Books by This Author
Crossing Borders
The second installment of the life of the Nobel Peace prize-winning activist, Rigoberta Menchú picks up her story where the first volume left off. In 1981, she fled from Guatemala to Mexico City, deeply traumatized by the violence against her family and community. She resolved to dedicate her life to the Indian cause and painstakingly built a solidarity movement with the Indians living as outlaws in Guatemala’s mountains. In 1988 she returned to Guatemala as a representative of the opposition in exile.
I, Rigoberta Menchu an Indian Woman in Guatemala (2nd Edition)

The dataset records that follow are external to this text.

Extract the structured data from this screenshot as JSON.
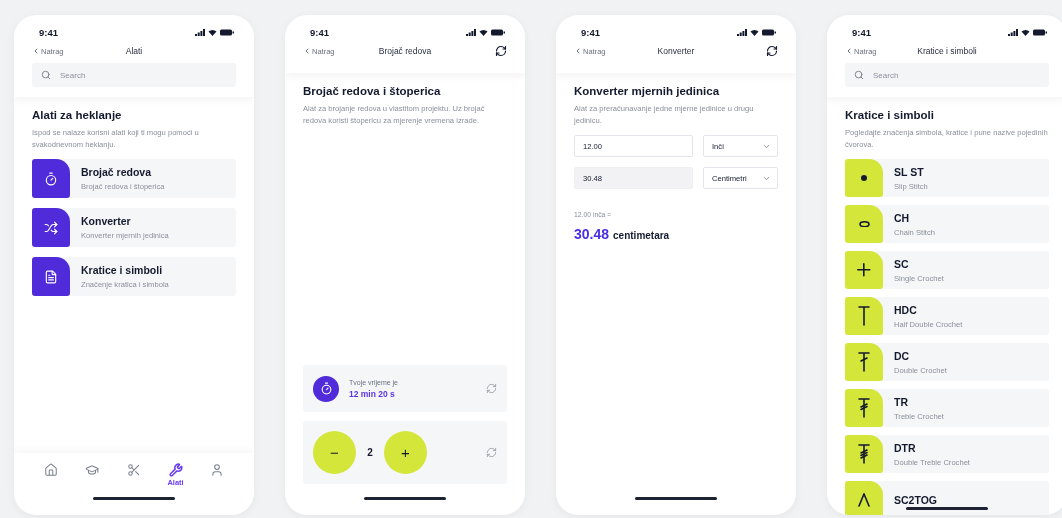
{
  "phones": [
    {
      "kind": "tools",
      "status_time": "9:41",
      "nav": {
        "back": "Natrag",
        "title": "Alati"
      },
      "search": {
        "placeholder": "Search"
      },
      "heading": "Alati za heklanje",
      "description": "Ispod se nalaze korisni alati koji ti mogu pomoći u svakodnevnom heklanju.",
      "tools": [
        {
          "title": "Brojač redova",
          "subtitle": "Brojač redova i štoperica"
        },
        {
          "title": "Konverter",
          "subtitle": "Konverter mjernih jedinica"
        },
        {
          "title": "Kratice i simboli",
          "subtitle": "Značenje kratica i simbola"
        }
      ],
      "tab_bar": [
        {
          "selected": false
        },
        {
          "selected": false
        },
        {
          "selected": false
        },
        {
          "label": "Alati",
          "selected": true
        },
        {
          "selected": false
        }
      ]
    },
    {
      "kind": "counter",
      "status_time": "9:41",
      "nav": {
        "back": "Natrag",
        "title": "Brojač redova",
        "refresh_button": true
      },
      "heading": "Brojač redova i štoperica",
      "description": "Alat za brojanje redova u vlastitom projektu. Uz brojač redova koristi štopericu za mjerenje vremena izrade.",
      "timer": {
        "label": "Tvoje vrijeme je",
        "value": "12 min 20 s"
      },
      "counter": {
        "minus": "−",
        "value": "2",
        "plus": "+"
      }
    },
    {
      "kind": "converter",
      "status_time": "9:41",
      "nav": {
        "back": "Natrag",
        "title": "Konverter",
        "refresh_button": true
      },
      "heading": "Konverter mjernih jedinica",
      "description": "Alat za preračunavanje jedne mjerne jedinice u drugu jedinicu.",
      "rows": [
        {
          "value": "12.00",
          "disabled": false,
          "unit": "Inči"
        },
        {
          "value": "30.48",
          "disabled": true,
          "unit": "Centimetri"
        }
      ],
      "result": {
        "caption": "12.00 inča =",
        "value": "30.48",
        "unit": "centimetara"
      }
    },
    {
      "kind": "symbols",
      "status_time": "9:41",
      "nav": {
        "back": "Natrag",
        "title": "Kratice i simboli"
      },
      "search": {
        "placeholder": "Search"
      },
      "heading": "Kratice i simboli",
      "description": "Pogledajte značenja simbola, kratice i pune nazive pojedinih čvorova.",
      "symbols": [
        {
          "title": "SL ST",
          "subtitle": "Slip Stitch"
        },
        {
          "title": "CH",
          "subtitle": "Chain Stitch"
        },
        {
          "title": "SC",
          "subtitle": "Single Crochet"
        },
        {
          "title": "HDC",
          "subtitle": "Half Double Crochet"
        },
        {
          "title": "DC",
          "subtitle": "Double Crochet"
        },
        {
          "title": "TR",
          "subtitle": "Treble Crochet"
        },
        {
          "title": "DTR",
          "subtitle": "Double Treble Crochet"
        },
        {
          "title": "SC2TOG"
        }
      ]
    }
  ]
}
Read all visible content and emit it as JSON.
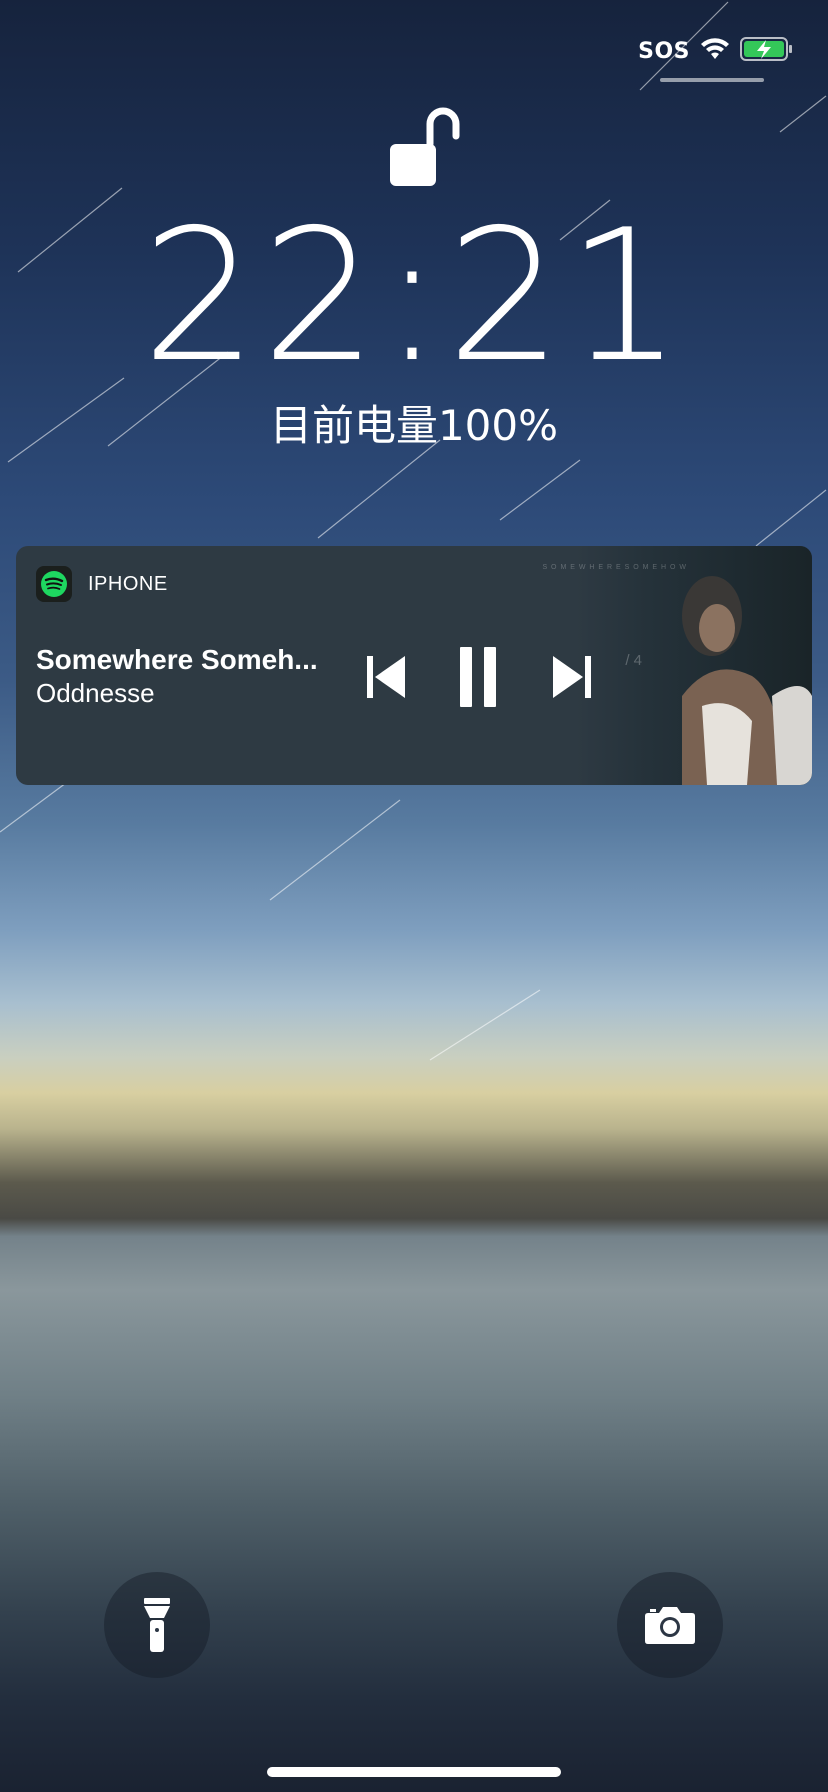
{
  "status_bar": {
    "carrier": "SOS",
    "wifi_icon": "wifi-icon",
    "battery_icon": "battery-charging-icon",
    "battery_color": "#34c759"
  },
  "lock_screen": {
    "lock_icon": "unlocked-padlock-icon",
    "time": "22:21",
    "battery_status": "目前电量100%"
  },
  "now_playing": {
    "app_name": "IPHONE",
    "app_icon": "spotify-icon",
    "app_color": "#1ed760",
    "title": "Somewhere Someh...",
    "artist": "Oddnesse",
    "album_text": "S O M E W H E R E   S O M E H O W",
    "album_track": "/ 4",
    "controls": {
      "previous": "previous-track-icon",
      "pause": "pause-icon",
      "next": "next-track-icon"
    }
  },
  "quick_actions": {
    "flashlight": "flashlight-icon",
    "camera": "camera-icon"
  }
}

Now a global bestseller, the remarkable life of Rigoberta Menchú, a Guatemalan peasant woman, reflects on the experiences common to many Indian communities in Latin America. Menchú suffered gross injustice and hardship in her early life: her brother, father and mother were murdered by the Guatemalan military. She learned Spanish and turned to catechistic work as an expression of political revolt as well as religious commitment. Menchú vividly conveys the traditional beliefs of her community and her personal response to feminist and socialist ideas.
The Girl from Chimel
Before the thirty-six-year war in Guatemala, despite the hardships the Maya people had endured since the time of the Conquest, life in their highland villages had a beauty and integrity that were changed forever by the conflict and brutal genocide that were to come. Through stories of her grandparents and parents and of the natural world, and her retellings of the stories that she was told as a young girl, Rigoberta Menchú presents a rich, humorous and engaging picture of that lost world.